Risiko kesehatan senyawa kimia pembentuk plastik keras Bisphenol A (BPA) seperti yang terdapat dalam galon guna ulang dengan bahan polikarbonat sudah banyak dibahas dalam riset ilmiah yang ada di berbagai negara. Hasilnya, secara konsisten senyawa tersebut berpotensi mengganggu sistem hormon manusia.
BPA sendiri sering ditemukan dalam kemasan pangan, termasuk air minum dalam kemasan (AMDK) galon guna ulang, dan dikaitkan dengan berbagai masalah kesehatan seperti kanker, obesitas, gangguan reproduksi sampai kelainan neurobehavioral.
Salah satu studi dari Harvard College pada 2009 menemukan bahwa penggunaan kemasan polikarbonat hanya dalam waktu satu minggu bisa meningkatkan kadar BPA dalam urin hingga 69%. Data ini diperkuat oleh riset terbaru di Kenya pada 2024, yang menunjukkan seluruh sampel galon polikarbonat baik baru maupun bekas meluruhkan BPA dalam kadar yang melampaui ambang batas aman konsumsi harian (TDI) sebesar 4 mikrogram/kg berat badan. Batas ini ditetapkan oleh European Food Safety Authority (EFSA) sebelum direvisi pada 2023.
BPA sendiri dikategorikan sebagai endocrine disruptor, yaitu senyawa yang dapat meniru hormon estrogen dalam tubuh. Jika terpapar dalam jangka panjang, sifatnya akumulatif sehingga sering tidak disadari oleh konsumen. Mengingat bahaya tersebut, EFSA pun memperketat standar dengan menurunkan batas aman TDI secara drastis pada April 2023 menjadi hanya 0,2 nanogram/kg berat badan per hari, turun 20.000 kali dari ketentuan sebelumnya di tahun 2015.
Perubahan tersebut kemudian mendorong berbagai negara untuk mengambil langkah tegas. Komisi Eropa, misalnya, secara resmi melarang semua penggunaan BPA dalam bahan yang bersentuhan dengan makanan dan minuman per 19 Desember 2024. Larangan serupa juga telah diterapkan di negara-negara seperti Prancis, Belgia, Swedia, dan Tiongkok.
Sementara itu di Indonesia, perhatian terhadap isu ini juga mulai menguat. Komunitas Konsumen Indonesia (KKI) melakukan investigasi lapangan pada akhir 2024 dan menemukan bahwa hampir 40% galon guna ulang yang beredar telah melewati usia pakai yang dianggap aman. Bahkan, sebagian galon ditemukan telah digunakan selama 2–4 tahun, melebihi batas rekomendasi dari pakar polimer Universitas Indonesia, Prof. Mochamad Chalid, yakni maksimal satu tahun atau 40 kali isi ulang.
“Ganula itu seharusnya sudah ditarik dari peredaran karena berpotensi menimbulkan risiko kesehatan,” kata Ketua KKI, David Tobing. “Semakin tua usia pakai galon guna ulang, semakin banyak BPA yang bisa luruh ke dalam air minum,” tambahnya.
Temuan serupa juga tercatat dalam uji post-market yang dilakukan BPOM pada Januari 2022. Hasilnya cukup mengkhawatirkan: sekitar 33% sampel dari distribusi dan 24% dari produksi menunjukkan migrasi BPA mendekati ambang berbahaya.

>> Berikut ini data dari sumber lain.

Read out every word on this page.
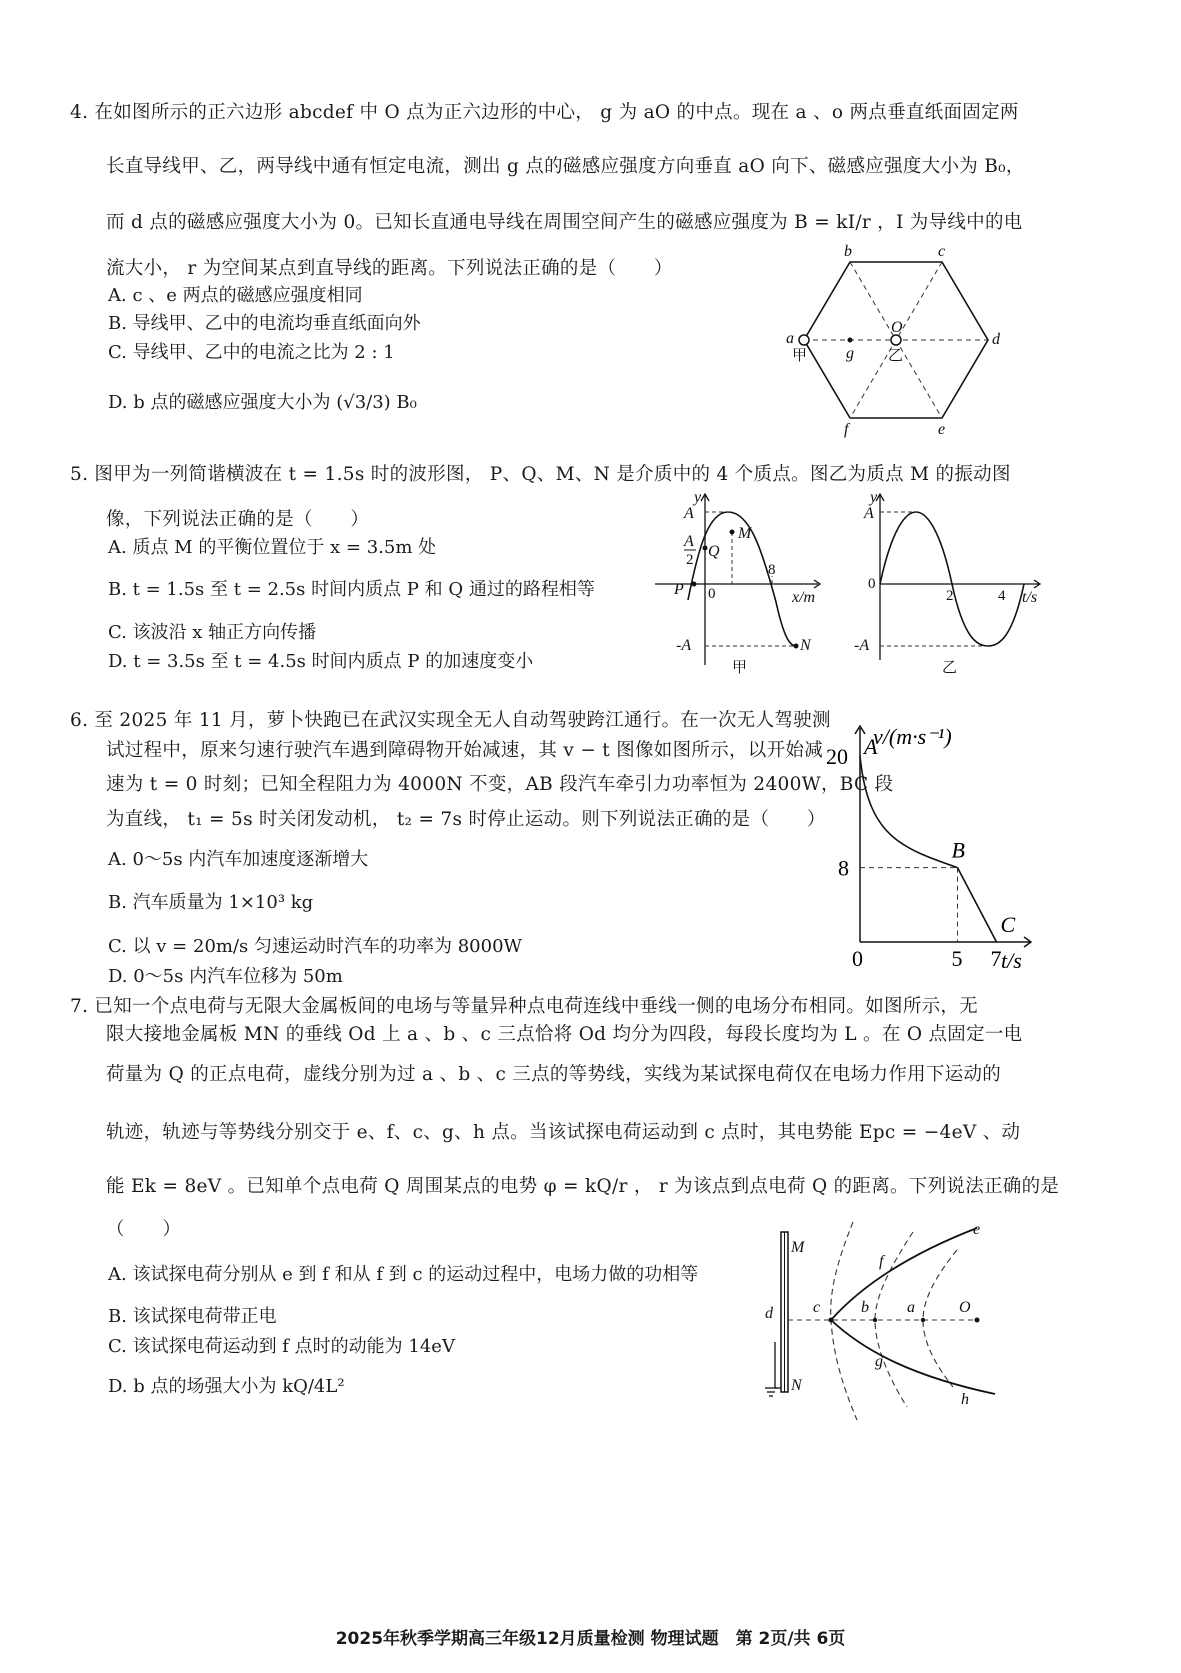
4. 在如图所示的正六边形 abcdef 中 O 点为正六边形的中心， g 为 aO 的中点。现在 a 、o 两点垂直纸面固定两
长直导线甲、乙，两导线中通有恒定电流，测出 g 点的磁感应强度方向垂直 aO 向下、磁感应强度大小为 B₀，
而 d 点的磁感应强度大小为 0。已知长直通电导线在周围空间产生的磁感应强度为 B = kI/r ，I 为导线中的电
流大小， r 为空间某点到直导线的距离。下列说法正确的是（　　）
A. c 、e 两点的磁感应强度相同
B. 导线甲、乙中的电流均垂直纸面向外
C. 导线甲、乙中的电流之比为 2 : 1
D. b 点的磁感应强度大小为 (√3/3) B₀
a
b	c
d
e
f
g
O
甲	乙
5. 图甲为一列简谐横波在 t = 1.5s 时的波形图， P、Q、M、N 是介质中的 4 个质点。图乙为质点 M 的振动图
像，下列说法正确的是（　　）
A. 质点 M 的平衡位置位于 x = 3.5m 处
B. t = 1.5s 至 t = 2.5s 时间内质点 P 和 Q 通过的路程相等
C. 该波沿 x 轴正方向传播
D. t = 3.5s 至 t = 4.5s 时间内质点 P 的加速度变小
y
x/m
A
A
2
-A
P 0
Q
M
N
8
甲
y
t/s
A
-A
0
2	4
乙
6. 至 2025 年 11 月，萝卜快跑已在武汉实现全无人自动驾驶跨江通行。在一次无人驾驶测
试过程中，原来匀速行驶汽车遇到障碍物开始减速，其 v − t 图像如图所示，以开始减
速为 t = 0 时刻；已知全程阻力为 4000N 不变，AB 段汽车牵引力功率恒为 2400W，BC 段
为直线， t₁ = 5s 时关闭发动机， t₂ = 7s 时停止运动。则下列说法正确的是（　　）
A. 0～5s 内汽车加速度逐渐增大
B. 汽车质量为 1×10³ kg
C. 以 v = 20m/s 匀速运动时汽车的功率为 8000W
D. 0～5s 内汽车位移为 50m
v/(m·s⁻¹)
t/s
20 A
8
B
C
0	5 7
7. 已知一个点电荷与无限大金属板间的电场与等量异种点电荷连线中垂线一侧的电场分布相同。如图所示，无
限大接地金属板 MN 的垂线 Od 上 a 、b 、c 三点恰将 Od 均分为四段，每段长度均为 L 。在 O 点固定一电
荷量为 Q 的正点电荷，虚线分别为过 a 、b 、c 三点的等势线，实线为某试探电荷仅在电场力作用下运动的
轨迹，轨迹与等势线分别交于 e、f、c、g、h 点。当该试探电荷运动到 c 点时，其电势能 Epc = −4eV 、动
能 Ek = 8eV 。已知单个点电荷 Q 周围某点的电势 φ = kQ/r ， r 为该点到点电荷 Q 的距离。下列说法正确的是
（　　）
A. 该试探电荷分别从 e 到 f 和从 f 到 c 的运动过程中，电场力做的功相等
B. 该试探电荷带正电
C. 该试探电荷运动到 f 点时的动能为 14eV
D. b 点的场强大小为 kQ/4L²
M
N
d	c	b a	O
e
f
g
h
2025年秋季学期高三年级12月质量检测 物理试题　第 2页/共 6页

Kelompok usia rentan seperti bayi 6-11 bulan dan anak-anak 1-3 tahun disebut memiliki risiko paparan yang jauh lebih tinggi, masing-masing 2,4 kali dan 2,12 kali dibandingkan orang dewasa.

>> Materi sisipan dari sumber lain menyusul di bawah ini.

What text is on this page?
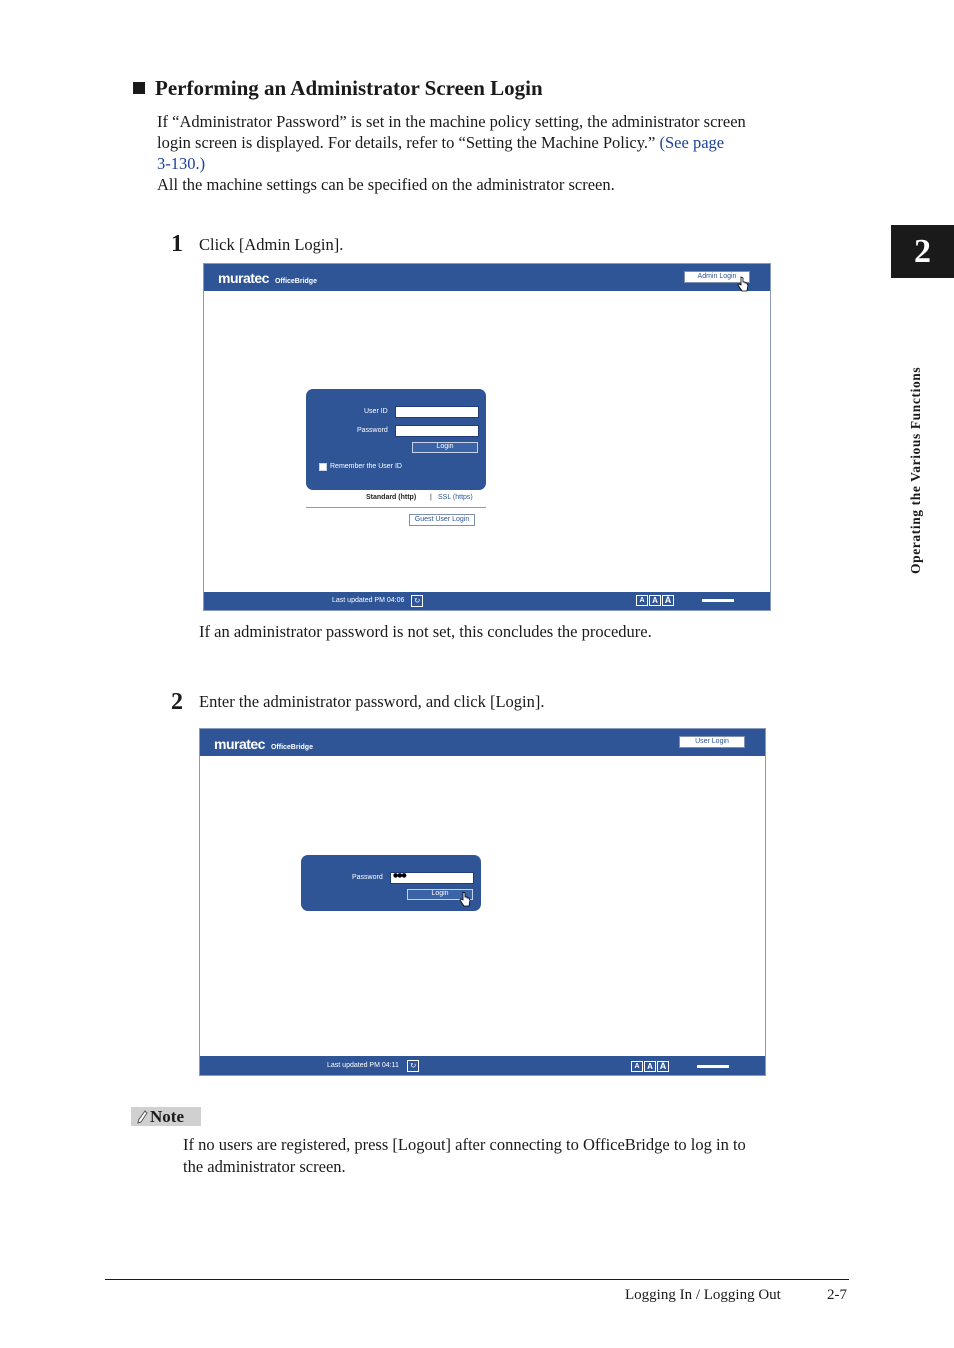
Performing an Administrator Screen Login
If “Administrator Password” is set in the machine policy setting, the administrator screen
login screen is displayed. For details, refer to “Setting the Machine Policy.” (See page
3-130.)
All the machine settings can be specified on the administrator screen.
1 Click [Admin Login].
muratec OfficeBridge
Admin Login
User ID
Password
Login
Remember the User ID
Standard (http) | SSL (https)
Guest User Login
Last updated PM 04:06	↻	A A A
If an administrator password is not set, this concludes the procedure.
2 Enter the administrator password, and click [Login].
muratec OfficeBridge
User Login
Password ●●●
Login
Last updated PM 04:11	↻	A A A
Note
If no users are registered, press [Logout] after connecting to OfficeBridge to log in to
the administrator screen.
2
Operating the Various Functions
Logging In / Logging Out	2-7
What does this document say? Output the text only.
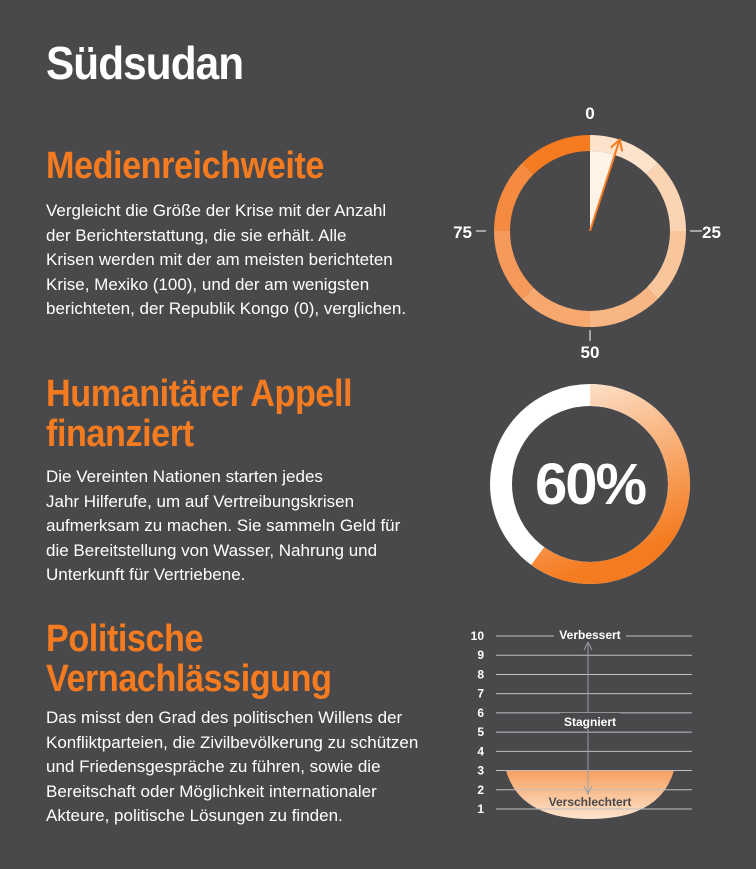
Südsudan
Medienreichweite
Vergleicht die Größe der Krise mit der Anzahl
der Berichterstattung, die sie erhält. Alle
Krisen werden mit der am meisten berichteten
Krise, Mexiko (100), und der am wenigsten
berichteten, der Republik Kongo (0), verglichen.
0
25
50
75
Humanitärer Appell
finanziert
Die Vereinten Nationen starten jedes
Jahr Hilferufe, um auf Vertreibungskrisen
aufmerksam zu machen. Sie sammeln Geld für
die Bereitstellung von Wasser, Nahrung und
Unterkunft für Vertriebene.
60%
Politische
Vernachlässigung
Das misst den Grad des politischen Willens der
Konfliktparteien, die Zivilbevölkerung zu schützen
und Friedensgespräche zu führen, sowie die
Bereitschaft oder Möglichkeit internationaler
Akteure, politische Lösungen zu finden.	1
2
3
4
5
6
7
8
9
10	Verbessert
Stagniert
Verschlechtert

Menanggapi kekhawatiran ini, BPOM mengeluarkan Peraturan Nomor 6 Tahun 2024 yang mewajibkan pencantuman label peringatan ‘Berpotensi Mengandung BPA’ pada galon guna ulang berbahan polikarbonat. Meskipun peraturan ini mendapatkan penolakan dari sebagian pelaku industri, pemerintah tetap menetapkan masa transisi hingga tahun 2028. Namun, David Tobing mendesak agar penerapan label dipercepat dan regulasi batas usia pakai galon segera diberlakukan demi perlindungan konsumen.